Le rire
(7 février 1986)
Cela s'appelle un clip, parce que c'est bref. Je dirais plutôt un film, parce que ça dit une histoire, ça porte une idée.
Dans la cour d'un lycée, un grand adolescent commun tourne autour d'une gamine. On le devine encore boutonneux. Elle, toujours chrysalide, avec, dans les yeux, cet émoi brûlant qu'elles ont à l'âge des seins qui poussent. Un petit garçon joli les regarde, intrigué, peut-être inquiet.
Le grand, doucement, enveloppe la petite de son bras rassurant. Il a pousse ainsi jusqu'aux toilettes. Là, il extrait de sa poche un petit sachet blanc et le pose sur le rebord du lavabo. David - j'aime à penser que le petit s'appelle David, tout philosémitisme mis à part - s'interpose alors entre la nymphe et l'acnéen, s'empare du sachet blanc et le jette dans la lunette du cabinet. Il tire la chasse d'eau. Apparaît alors, bouffant tout l'écran en lettres d'or, ce cri du coeur :
« La drogue, c'est de la merde. »
Ce petit film, qu'on verra dans les salles de cinéma dans quelques jours et à la télévision si les programmateurs s'éveillent à l'intelligence, on peut rêver, a été écrit et réalisé par Jean-Marie Périer. En collaboration étroite et avec le chaleureux soutien de Jacques Séguéla, dont le quotient intellectuel dépasse largement le chiffre de la température anale dès qu'il cesse de nous comparer le message publicitaire à l'expression onirique de quelque néoromantisme éthéré.
Un film de Périer et Séguéla dure une minute.
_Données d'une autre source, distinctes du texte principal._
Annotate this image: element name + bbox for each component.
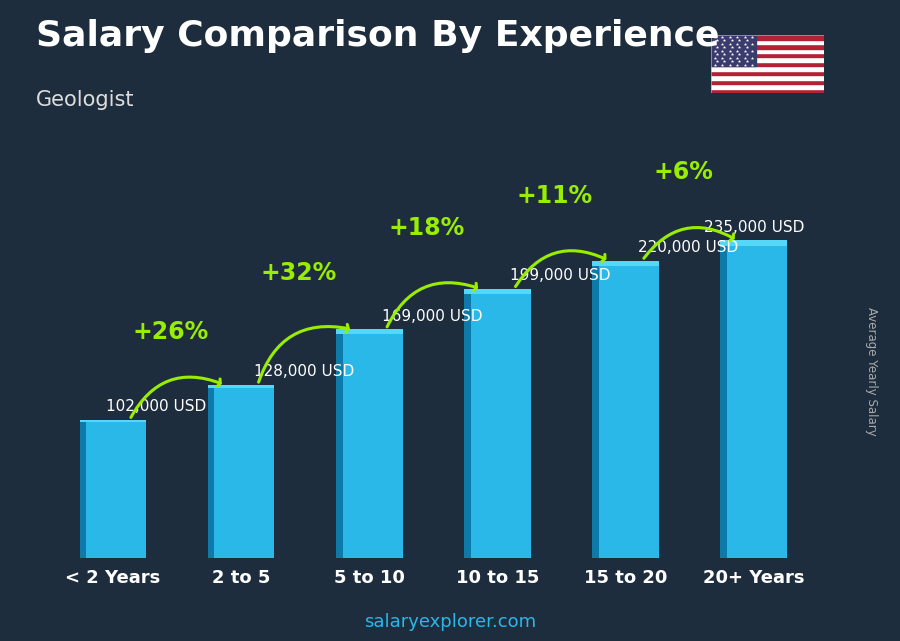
Text: Salary Comparison By Experience: Salary Comparison By Experience <box>36 19 719 53</box>
Bar <box>711 35 756 66</box>
Bar <box>208 385 214 558</box>
Bar <box>79 420 146 422</box>
Bar <box>79 420 86 558</box>
Text: salaryexplorer.com: salaryexplorer.com <box>364 613 536 631</box>
Text: +11%: +11% <box>517 184 593 208</box>
Bar <box>336 329 402 333</box>
Text: 102,000 USD: 102,000 USD <box>106 399 207 415</box>
Bar <box>208 385 274 558</box>
Text: 199,000 USD: 199,000 USD <box>510 269 611 283</box>
Text: +32%: +32% <box>261 261 337 285</box>
Bar <box>336 329 343 558</box>
Bar <box>711 75 824 79</box>
Bar <box>711 53 824 58</box>
Bar <box>711 88 824 93</box>
Bar <box>79 420 146 558</box>
Bar <box>720 240 787 558</box>
Bar <box>592 260 659 558</box>
Text: +6%: +6% <box>653 160 713 183</box>
Bar <box>592 260 659 266</box>
Bar <box>464 289 531 294</box>
Bar <box>592 260 598 558</box>
Text: 128,000 USD: 128,000 USD <box>254 364 354 379</box>
Text: +26%: +26% <box>132 320 209 344</box>
Bar <box>711 84 824 88</box>
Text: 169,000 USD: 169,000 USD <box>382 309 482 324</box>
Text: Average Yearly Salary: Average Yearly Salary <box>865 308 878 436</box>
Bar <box>464 289 471 558</box>
Bar <box>720 240 787 246</box>
Bar <box>711 35 824 40</box>
Bar <box>711 40 824 44</box>
Bar <box>711 44 824 49</box>
Bar <box>711 66 824 71</box>
Bar <box>711 79 824 84</box>
Bar <box>464 289 531 558</box>
Text: 220,000 USD: 220,000 USD <box>638 240 739 255</box>
Bar <box>336 329 402 558</box>
Bar <box>711 71 824 75</box>
Bar <box>208 385 274 388</box>
Text: 235,000 USD: 235,000 USD <box>704 220 804 235</box>
Bar <box>711 49 824 53</box>
Bar <box>720 240 727 558</box>
Text: +18%: +18% <box>389 216 465 240</box>
Text: Geologist: Geologist <box>36 90 134 110</box>
Bar <box>711 62 824 66</box>
Bar <box>711 58 824 62</box>
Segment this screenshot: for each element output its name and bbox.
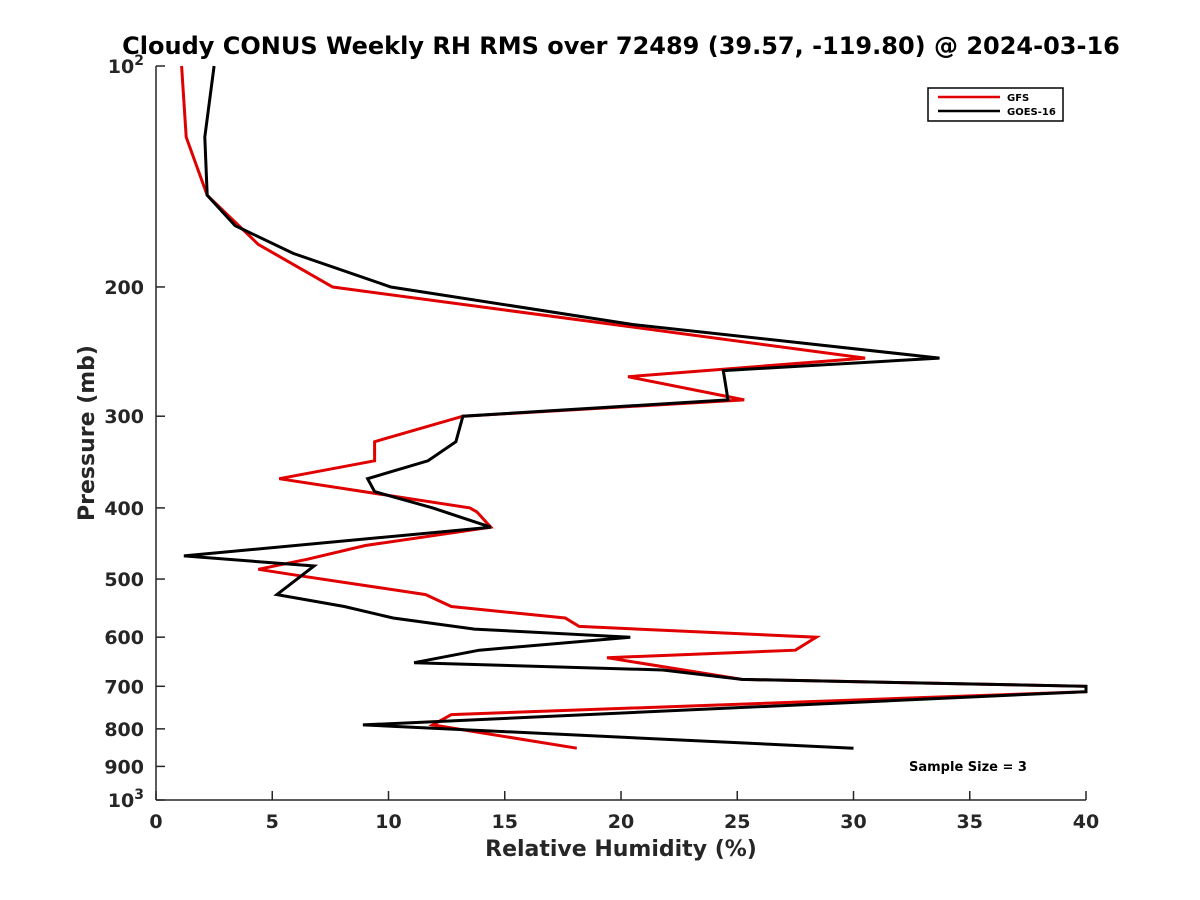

C'est un chef-d'oeuvre. Ça existe, un chef-d'oeuvre de soixante secondes : personnellement, je n'échangerais pas Viens poupoule contre deux barils de la Traviata, ni ce film-plume-ci contre deux quintaux de Lelouch... C'est beau et terriblement efficace. Je l'ai montré à une petite fille qui m'est familière et qui a presque l'âge de celle du film, et j'ai lu dans ses yeux, furtif et flamboyant, le dégoût salutaire des immondices exotiques.